Anything with the George V crest, or a connection with a celebrity, however tenuous, was knocked down for an inflated price. A pair of snot-coloured Staffordshire porcelain dogs, which once stood in Greta Garbo's room? pounds 4,500. A pair of boring watercolours which had been on the wall of the suite where Jimmy Carter stayed? pounds 450. The dressing-table from the room Marlene Dietrich used to block-book for years at a time? pounds 1,200.

The double bed in which the Rolling Stones slept (all of them?) went for pounds 4,300, with the rest of the furniture of suite 315 thrown in. The small table on which (allegedly) "Paul Getty signed his cheques" fetched pounds 500. There was much excitement about a marble post-box which stood in the lobby and which, according to Jacques Tajan, the auctioneer, "was only ever used for love-letters". It went for pounds 1,200. A mobile cheese- table, capable of "warming the cheeses - a great curiosity", fetched pounds 1,600.
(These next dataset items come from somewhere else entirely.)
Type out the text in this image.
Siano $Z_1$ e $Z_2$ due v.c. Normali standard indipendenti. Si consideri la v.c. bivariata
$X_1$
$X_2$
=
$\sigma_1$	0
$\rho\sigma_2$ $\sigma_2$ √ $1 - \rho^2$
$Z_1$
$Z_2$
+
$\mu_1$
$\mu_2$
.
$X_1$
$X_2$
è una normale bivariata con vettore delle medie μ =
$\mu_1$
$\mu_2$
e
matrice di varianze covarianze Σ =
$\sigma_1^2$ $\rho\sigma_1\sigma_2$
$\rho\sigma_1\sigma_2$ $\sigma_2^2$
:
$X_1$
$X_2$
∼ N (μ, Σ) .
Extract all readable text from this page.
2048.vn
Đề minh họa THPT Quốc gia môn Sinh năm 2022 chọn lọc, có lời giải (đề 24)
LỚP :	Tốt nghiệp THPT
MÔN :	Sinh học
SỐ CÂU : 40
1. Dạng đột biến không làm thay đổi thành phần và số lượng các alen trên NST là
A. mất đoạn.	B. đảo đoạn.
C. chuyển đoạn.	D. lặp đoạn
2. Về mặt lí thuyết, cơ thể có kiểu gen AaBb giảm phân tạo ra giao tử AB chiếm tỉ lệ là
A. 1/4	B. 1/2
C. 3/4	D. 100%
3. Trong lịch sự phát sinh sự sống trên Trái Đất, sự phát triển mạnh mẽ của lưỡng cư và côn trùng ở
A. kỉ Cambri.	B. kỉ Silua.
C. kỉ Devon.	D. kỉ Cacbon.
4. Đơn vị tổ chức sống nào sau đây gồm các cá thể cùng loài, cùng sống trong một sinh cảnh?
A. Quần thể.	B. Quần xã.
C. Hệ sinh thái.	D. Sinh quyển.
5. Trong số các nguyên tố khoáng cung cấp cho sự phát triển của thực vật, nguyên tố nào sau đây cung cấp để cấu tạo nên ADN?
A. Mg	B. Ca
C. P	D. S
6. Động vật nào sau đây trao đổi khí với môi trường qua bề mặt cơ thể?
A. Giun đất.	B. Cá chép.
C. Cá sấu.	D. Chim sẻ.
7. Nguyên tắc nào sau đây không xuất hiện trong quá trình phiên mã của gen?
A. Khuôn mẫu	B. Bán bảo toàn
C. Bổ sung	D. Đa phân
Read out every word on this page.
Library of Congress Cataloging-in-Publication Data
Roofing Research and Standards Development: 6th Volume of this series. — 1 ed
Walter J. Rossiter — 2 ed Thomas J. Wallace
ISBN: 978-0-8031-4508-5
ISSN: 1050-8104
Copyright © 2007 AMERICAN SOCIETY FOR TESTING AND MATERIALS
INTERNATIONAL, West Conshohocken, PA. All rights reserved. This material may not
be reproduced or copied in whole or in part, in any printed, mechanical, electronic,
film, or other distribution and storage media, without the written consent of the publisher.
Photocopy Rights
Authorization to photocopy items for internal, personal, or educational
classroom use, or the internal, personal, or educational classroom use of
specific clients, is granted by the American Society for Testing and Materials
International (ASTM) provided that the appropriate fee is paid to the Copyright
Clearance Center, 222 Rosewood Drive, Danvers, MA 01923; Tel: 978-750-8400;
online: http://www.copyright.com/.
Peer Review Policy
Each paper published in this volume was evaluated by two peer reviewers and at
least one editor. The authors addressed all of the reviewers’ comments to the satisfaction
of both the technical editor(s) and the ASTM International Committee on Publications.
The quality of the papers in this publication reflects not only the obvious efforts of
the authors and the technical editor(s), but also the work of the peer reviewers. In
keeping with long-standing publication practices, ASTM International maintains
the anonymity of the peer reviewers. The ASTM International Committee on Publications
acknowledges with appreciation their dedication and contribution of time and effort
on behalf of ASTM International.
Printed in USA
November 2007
The only item which did not sell was a walk-in safe, installed in 1930. It would cost pounds 10,000 to remove from the hotel, Mr Tajan said. It failed to reach its guide price of pounds 2,000. Perhaps the saddest lot of all was the first item in the sale, the blue-and-gold flag which flew atop the George V for 70 years. It went to a French dealer for pounds 450. A new George V will open next autumn, with a gym, swimming-pool and bigger rooms, each equipped with a fax machine, personal computer and an Internet connection. The rooms will, doubtless, have mini-bars which are not excessivement demode.

The George V will take its place again in the front rank of Parisian hotels, able to charge pounds 300 a night for the cheapest rooms (instead of pounds 200 or less). But what price character? Watching the first night of the auction, it felt as if the Hotel George V was selling off its soul.